A former Citigroup foreign exchange trader has won an unfair dismissal case against the bank after he was sacked. A tribunal in London ruled against Citi on Tuesday (17 November), saying that the allegations of confidential information sharing were unfair.
Fired in November 2014, forex trader Perry Stimpson had worked at the bank for 25 years. He said the actions he was fired over, sharing customer information via online chatrooms, was common custom and he said his managers knew about it.
"We had few guidelines, and the punishment handed to me was both harsh and unfair," Stimpson stated. "It was as if I had been fined for driving at 30mph along a road five years before a 20mph speed limit had been put in place."
The London employment tribunal ruled in his favour.
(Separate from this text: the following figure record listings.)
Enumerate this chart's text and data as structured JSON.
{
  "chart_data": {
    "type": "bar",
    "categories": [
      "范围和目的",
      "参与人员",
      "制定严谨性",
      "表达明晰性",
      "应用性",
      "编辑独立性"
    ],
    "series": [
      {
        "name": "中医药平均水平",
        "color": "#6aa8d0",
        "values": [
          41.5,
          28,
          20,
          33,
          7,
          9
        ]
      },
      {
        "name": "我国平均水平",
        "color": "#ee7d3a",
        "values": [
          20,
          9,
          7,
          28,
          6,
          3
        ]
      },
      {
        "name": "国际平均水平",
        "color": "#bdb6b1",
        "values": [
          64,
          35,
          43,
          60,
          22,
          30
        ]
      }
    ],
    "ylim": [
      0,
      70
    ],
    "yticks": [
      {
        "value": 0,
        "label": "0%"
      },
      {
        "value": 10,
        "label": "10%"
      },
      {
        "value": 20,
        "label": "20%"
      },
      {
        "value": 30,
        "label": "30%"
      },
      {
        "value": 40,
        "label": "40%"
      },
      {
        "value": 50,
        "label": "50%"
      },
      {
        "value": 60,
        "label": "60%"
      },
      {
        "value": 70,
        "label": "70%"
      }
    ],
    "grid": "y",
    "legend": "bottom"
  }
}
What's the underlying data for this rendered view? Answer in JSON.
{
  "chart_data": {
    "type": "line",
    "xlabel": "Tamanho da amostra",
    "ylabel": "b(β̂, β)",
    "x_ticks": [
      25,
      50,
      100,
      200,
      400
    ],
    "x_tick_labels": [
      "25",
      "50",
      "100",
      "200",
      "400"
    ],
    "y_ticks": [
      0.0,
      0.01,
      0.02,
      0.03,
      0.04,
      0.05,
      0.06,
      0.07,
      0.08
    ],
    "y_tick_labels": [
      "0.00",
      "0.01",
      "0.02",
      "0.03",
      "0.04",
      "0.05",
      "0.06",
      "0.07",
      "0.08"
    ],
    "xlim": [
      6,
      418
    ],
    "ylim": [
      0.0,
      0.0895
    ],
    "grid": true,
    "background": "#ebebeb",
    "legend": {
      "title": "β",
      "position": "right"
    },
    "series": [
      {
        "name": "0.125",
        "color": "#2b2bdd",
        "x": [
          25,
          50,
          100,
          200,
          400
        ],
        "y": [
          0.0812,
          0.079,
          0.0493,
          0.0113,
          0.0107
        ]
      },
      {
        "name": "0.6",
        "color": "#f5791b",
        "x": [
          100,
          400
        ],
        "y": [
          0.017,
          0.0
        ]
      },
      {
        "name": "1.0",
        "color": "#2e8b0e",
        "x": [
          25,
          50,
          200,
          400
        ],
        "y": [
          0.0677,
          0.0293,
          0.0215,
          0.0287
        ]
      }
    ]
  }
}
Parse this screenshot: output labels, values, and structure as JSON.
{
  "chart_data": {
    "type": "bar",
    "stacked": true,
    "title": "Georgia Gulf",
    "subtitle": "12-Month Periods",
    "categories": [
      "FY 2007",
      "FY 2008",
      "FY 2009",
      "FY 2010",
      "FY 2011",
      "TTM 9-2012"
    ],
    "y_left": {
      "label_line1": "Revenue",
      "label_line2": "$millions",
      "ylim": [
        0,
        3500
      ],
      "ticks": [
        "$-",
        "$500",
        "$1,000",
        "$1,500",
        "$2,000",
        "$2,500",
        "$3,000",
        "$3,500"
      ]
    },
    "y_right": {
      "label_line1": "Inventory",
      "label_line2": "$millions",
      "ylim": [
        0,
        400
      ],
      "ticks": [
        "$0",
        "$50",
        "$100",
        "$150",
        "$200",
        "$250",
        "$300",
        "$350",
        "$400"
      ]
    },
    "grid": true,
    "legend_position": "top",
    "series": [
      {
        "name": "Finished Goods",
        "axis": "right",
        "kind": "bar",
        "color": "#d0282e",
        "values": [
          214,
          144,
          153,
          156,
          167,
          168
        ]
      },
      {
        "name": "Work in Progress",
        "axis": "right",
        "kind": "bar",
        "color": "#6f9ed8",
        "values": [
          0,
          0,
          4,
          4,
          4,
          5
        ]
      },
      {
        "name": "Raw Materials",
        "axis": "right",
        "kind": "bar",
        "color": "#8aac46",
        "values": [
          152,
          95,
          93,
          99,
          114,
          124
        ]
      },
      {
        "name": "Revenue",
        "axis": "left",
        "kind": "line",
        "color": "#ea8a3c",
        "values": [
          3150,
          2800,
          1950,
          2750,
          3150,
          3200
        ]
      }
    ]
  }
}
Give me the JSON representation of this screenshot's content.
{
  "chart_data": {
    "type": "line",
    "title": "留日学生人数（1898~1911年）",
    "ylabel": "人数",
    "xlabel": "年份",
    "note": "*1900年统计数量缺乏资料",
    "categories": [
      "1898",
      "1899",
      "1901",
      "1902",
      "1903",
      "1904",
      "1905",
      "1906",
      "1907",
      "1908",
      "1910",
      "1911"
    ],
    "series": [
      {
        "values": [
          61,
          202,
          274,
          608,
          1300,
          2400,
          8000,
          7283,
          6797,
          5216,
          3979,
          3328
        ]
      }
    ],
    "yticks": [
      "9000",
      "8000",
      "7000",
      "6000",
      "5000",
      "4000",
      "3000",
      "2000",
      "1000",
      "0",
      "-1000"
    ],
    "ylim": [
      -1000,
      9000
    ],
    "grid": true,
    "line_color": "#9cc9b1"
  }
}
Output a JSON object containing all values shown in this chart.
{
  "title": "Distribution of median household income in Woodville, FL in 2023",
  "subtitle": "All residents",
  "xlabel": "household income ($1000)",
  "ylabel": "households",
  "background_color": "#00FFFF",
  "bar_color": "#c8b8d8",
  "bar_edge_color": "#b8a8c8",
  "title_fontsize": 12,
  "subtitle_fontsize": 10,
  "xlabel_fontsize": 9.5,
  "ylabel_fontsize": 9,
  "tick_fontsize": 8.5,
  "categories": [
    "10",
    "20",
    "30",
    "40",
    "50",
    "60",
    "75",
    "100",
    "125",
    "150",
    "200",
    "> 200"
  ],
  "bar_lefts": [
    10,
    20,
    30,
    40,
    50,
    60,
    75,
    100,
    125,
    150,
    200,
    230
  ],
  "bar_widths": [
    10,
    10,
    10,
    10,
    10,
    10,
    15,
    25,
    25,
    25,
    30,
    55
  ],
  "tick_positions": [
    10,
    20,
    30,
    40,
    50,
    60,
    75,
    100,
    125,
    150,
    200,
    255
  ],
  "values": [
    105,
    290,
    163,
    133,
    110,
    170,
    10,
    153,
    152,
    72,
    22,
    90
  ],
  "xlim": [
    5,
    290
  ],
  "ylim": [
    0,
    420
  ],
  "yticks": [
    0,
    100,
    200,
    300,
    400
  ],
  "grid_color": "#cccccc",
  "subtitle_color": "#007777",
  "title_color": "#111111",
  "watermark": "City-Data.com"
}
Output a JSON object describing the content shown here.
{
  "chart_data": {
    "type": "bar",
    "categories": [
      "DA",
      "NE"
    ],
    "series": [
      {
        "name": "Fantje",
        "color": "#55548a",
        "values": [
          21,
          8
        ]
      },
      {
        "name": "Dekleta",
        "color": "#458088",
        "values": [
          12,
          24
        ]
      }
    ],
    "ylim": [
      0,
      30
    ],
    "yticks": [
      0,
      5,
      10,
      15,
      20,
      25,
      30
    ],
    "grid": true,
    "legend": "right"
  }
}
The case is the first of many similar cases to be heard in the City. After scandals such as the Libor and Forex rigging practices were uncovered, many employees of big banks have appealed after they were given the sack.
In Stimpson's case, the judge Allison Russell said that she found his firing was unfair, although she said he contributed to his dismissal.
Citigroup issued a statement saying: "While we are disappointed by the tribunal's decision, individual accountability is important to us and for that reason we defended the case in the tribunal. We expect our employees to adhere to the highest ethical standards and will not tolerate breaches of our code of conduct."
Citigroup has made headlines since before the financial crash in 2008 because of alleged and sometimes proven misconduct. Watchdog and regulator the Financial Conduct Authority has fined Citigroup more than £225m ($342m) for failing to comply with rules, making it the biggest City bad boy, right after UBS.